Beautiful baby boy
My brother's wife gave birth to her first baby. I am an uncle of a baby so beautiful, and yet so similar in features to my gnarly-looking brother. She carried him for nine months, then her water broke on Super Tuesday. It was eight in the morning and the first thing she said was "We have to vote." My brother laughed and took her to the hospital. He then went to cast his vote for Barack Obama.
He labored for over twelve hours to bring that boy into the world. He's a little thing. But he's got big hands, and big feet. Big for a baby. He curls up into the size of a football, and means more to us than winning the Super Bowl.
He is helpless, he is wonderful. She will nurse him and coo him to bed for months. They will change countless diapers and feed him spoonful by spoonful, until he grows strong enough to feed himself. They will cheer and laugh when he struggles to take his first steps. They will teach him everything they know, and he will ask questions upon questions, and they will remember what it felt like to be curious.
He will live, what a beautiful thing life is. Holding that baby in my arms made me realize how terrible the cost, how awful the our state, that we can do such horrible things to each other.

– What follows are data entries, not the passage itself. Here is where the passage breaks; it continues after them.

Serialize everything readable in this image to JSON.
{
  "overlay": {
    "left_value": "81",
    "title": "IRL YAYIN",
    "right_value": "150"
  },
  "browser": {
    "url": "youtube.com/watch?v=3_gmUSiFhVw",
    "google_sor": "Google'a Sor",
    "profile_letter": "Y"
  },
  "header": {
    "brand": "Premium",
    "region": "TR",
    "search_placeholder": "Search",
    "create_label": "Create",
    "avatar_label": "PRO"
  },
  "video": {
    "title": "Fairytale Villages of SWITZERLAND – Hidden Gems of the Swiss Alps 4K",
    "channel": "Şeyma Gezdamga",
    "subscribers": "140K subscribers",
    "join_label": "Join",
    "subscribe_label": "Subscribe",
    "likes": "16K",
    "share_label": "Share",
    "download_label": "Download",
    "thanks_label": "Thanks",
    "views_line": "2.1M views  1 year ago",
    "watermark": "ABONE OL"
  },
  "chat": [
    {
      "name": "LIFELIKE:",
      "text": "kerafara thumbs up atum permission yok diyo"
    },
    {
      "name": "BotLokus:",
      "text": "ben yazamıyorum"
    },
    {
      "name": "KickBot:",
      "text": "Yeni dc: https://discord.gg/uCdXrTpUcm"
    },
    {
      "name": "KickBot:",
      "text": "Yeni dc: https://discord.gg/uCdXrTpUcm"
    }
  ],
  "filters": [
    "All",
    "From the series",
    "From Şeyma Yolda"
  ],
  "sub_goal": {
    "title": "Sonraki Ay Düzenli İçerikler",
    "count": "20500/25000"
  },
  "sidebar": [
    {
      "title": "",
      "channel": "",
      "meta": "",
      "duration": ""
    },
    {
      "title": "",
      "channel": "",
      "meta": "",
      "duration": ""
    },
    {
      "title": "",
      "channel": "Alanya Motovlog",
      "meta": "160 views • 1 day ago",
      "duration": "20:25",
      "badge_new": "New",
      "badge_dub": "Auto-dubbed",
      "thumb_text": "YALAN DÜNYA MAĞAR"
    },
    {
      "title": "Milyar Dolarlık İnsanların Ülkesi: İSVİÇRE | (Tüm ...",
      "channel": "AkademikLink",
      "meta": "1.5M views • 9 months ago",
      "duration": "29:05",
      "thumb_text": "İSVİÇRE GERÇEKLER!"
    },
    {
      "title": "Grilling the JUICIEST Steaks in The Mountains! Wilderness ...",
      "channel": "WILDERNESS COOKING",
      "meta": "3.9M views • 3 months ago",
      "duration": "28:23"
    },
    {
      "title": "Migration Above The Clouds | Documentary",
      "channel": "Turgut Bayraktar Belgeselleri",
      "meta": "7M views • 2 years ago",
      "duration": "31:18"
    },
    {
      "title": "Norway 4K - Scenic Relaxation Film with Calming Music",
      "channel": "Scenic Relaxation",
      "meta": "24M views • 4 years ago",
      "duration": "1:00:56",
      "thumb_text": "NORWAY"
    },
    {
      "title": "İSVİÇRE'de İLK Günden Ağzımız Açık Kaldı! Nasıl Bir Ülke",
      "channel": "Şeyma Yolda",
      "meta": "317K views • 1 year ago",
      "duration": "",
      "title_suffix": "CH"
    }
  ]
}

Every murder, every rape, every action taken that casts another deeper into poverty, every war that throws away countless of lives in an endless game of chess none of us has a right to play. We are all still children, but some of us get so good at pretending that we think we have the right to meddle in someone else's life. We pretend that we're better. Imagine a child, who puts on make up for the first time, smearing red lipstick halfway across her cheeks, and dabbing eyeshadow around her eyes and across her forehead. Imagine her dressing up in mommies clothes, and feeling so important. Feeling rich, dignified, and more important than anyone else. That is us. We are all children, pretending our green pieces of paper mean something. Pretending that numbers are more important than people.
Babies have been grabbed by their feet and swung into walls, their heads bursting open and their life bleeding out. Who could kill a baby? When does it become acceptable to kill a man?
I do not fear terrorists. Perfect love casts away all fear. I love my enemy. I pity him who kills. What a worse fate than those who die. What a bitter wound it must make on the soul. What a frightful feeling to lose all feeling, to feel no pity in murder.
America is great. America is strong. As they say in Hawaii, "ua mau ke ea o ka aina i ka pono," meaning, "the life of the land is perpetuated in righteousness." America is great when it is good. When we do not good we need to repent.
Repent.
We need to repent of torture. We need to repent of pride. We need to extend the God-given, inalienable rights set forth in the constitution to all men, regardless of citizenship, race, or creed. When we fail to do so we are hypocrites, silly children playing pretend, and rebelling against God who gave them those rights.
Torture is wrong. Perhaps if we were to catch "the bad guy" we might feel justified in roughing him up a bit. Putting a boot up his ass for all the pain and trouble he's caused. But torture isn't used to punish the bad guy. It's used to discover if someone is a bad guy. It's used in times of uncertainty. And because the torturer doesn't have all of the information, it's likely that he's torturing an innocent. And torture can pull confessions like teeth from the innocent. Torture made hundreds confess to being a witch.
Terrorism is the new witch hunt. The new red scare. The new monster under the bed.
Wake up children. It's time to get up. Pretend time is over. A new morning dawns. One of hope. One of America united. First with each other, and then with the world.